For roughly 47 cents on the dollar, Virgin Islands National Park is growing by more than 400 acres thanks to the efforts of the Trust for Public Land.

National Park Service officials long have eyed the 419 acres that rise up above Maho Bay, but have lacked the financial wherewithal to close the deal. That's where TPL stepped in.

The land was owned by Harvey Monroe Marsh. Back in the 1960s, he left the tract to his 11 grandchildren in equal shares. While the Park Service managed to acquire three of those shares in the 1970s, it has struggled to find a way to afford the others. TPL in 2003 picked up one of the outstanding shares, and in 2007 bought six of the outstanding shares to head off development of the property.

Under the purchase agreements, those who owned the shares will each be able to hold onto six acres on which two homes can be built. The lots are situated in such a way that this can be accomplished without cutting new roads to access the properties.

While TPL bought the shares for $19 million, it agreed to sell the land to the Park Service for $9 million, or roughly 47 cents on the dollar.

"It's an incredible bargain for the taxpayers," John Garrison, TPL's field office director for southwest Florida and the Caribbean, told the Virgin Islands Daily News.

The Park Service plans to pay TPL in quarterly payments -- the first $2.25 million is contained in the omnibus spending bill recently passed by Congress.

Once the land transfer is completed, the Park Service plans to improve an existing trail that runs from the beach to Centerline Road and also create a better parking area for beach access.

Comments

Kudos to the TPL. All of that property could easily have been converted to major development, and based on the photo with the story, that would have been a shame.


Parking is an incredible problem at VIIS. There simply is not enough to meet demand. For instance, at the Reef Bay trailhead there's room for two, perhaps three Jeeps, depending on how they're parked. At Trunk Bay, the biggest, most popular beach, there's room for maybe a dozen or so cars.

At Maho Bay the "parking" is on wide spots along the road, and those "wide spots" seem to have been created over the years by Jeeps and other 4WDs simply pulling off the crusty asphalt pavement and onto the vegetation.

You can repeat those scenarios at Jumbie Bay (room for four Jeeps), Leinster Bay (there is a small parking area for those visiting the Annaberg ruins, but the overflow crowds the narrow road), Lameshur Bay (if you make the effort to reach this bay, and it ain't easy, there's room for about a dozen cars in the identified parking area), and Salt Pond Bay (find a spot somewhere along the road). About the only ones that have even somewhat reasonable parking -- perhaps 30 spots -- are Hawksnest and Cinnamon bays.

There are plenty of public taxis -- long, bus-like, open-air rigs with multiple rows of seating -- but most seem to stop running to and from the beaches around 4:30 p.m. - 5 p.m.

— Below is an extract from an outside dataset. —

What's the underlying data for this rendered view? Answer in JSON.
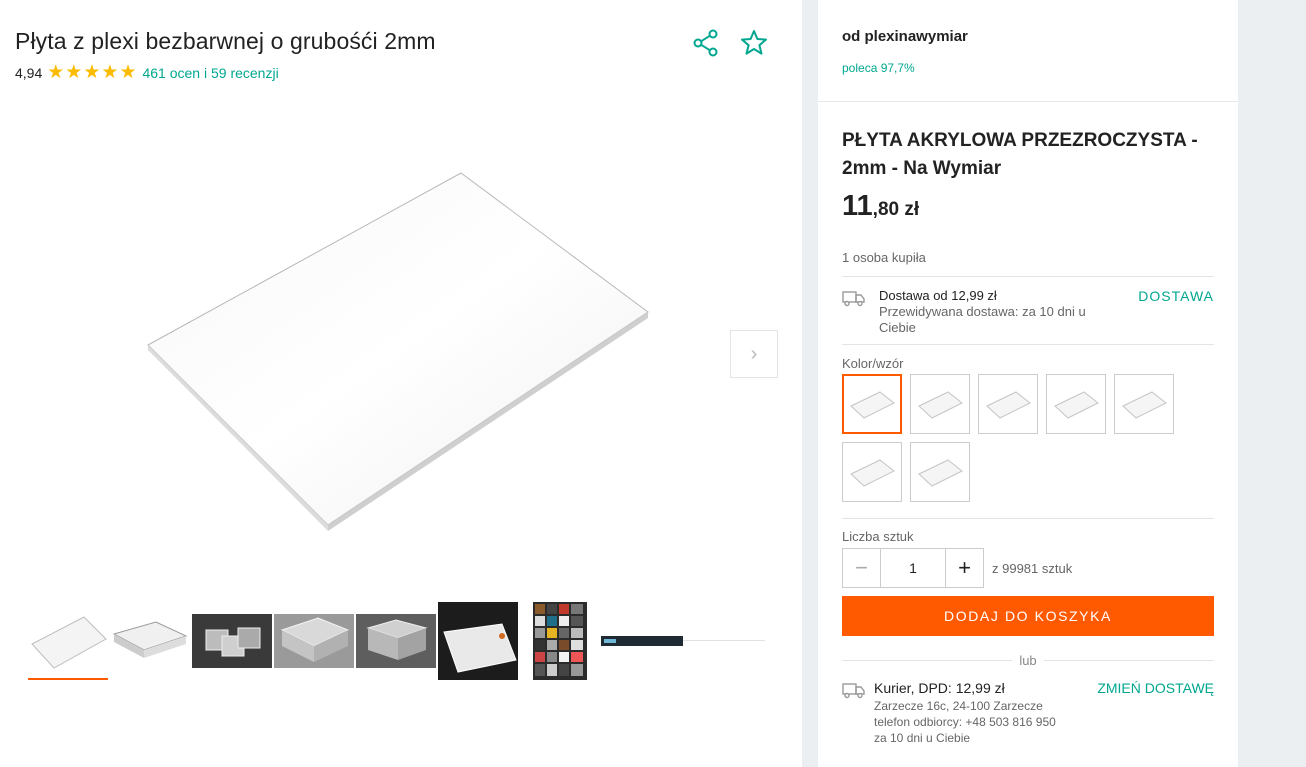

For a park of only about 7000 acres, one that attracts roughly 500,000 visitors a year, this situation is woefully inadequate. Does that mean that parking lots sprawling across dozens of acres at each beach are needed? No, and from the looks of things that wouldn't be practical, anyway.

But unless the park moves to a mandatory shuttle system -- which would seem fairly feasible along the Northshore Road that hits the most popular beaches -- even a little more organized parking would go a long, long way to meeting demand AND preserving resources. Right now the resources are getting pounded in many places from illegal parking.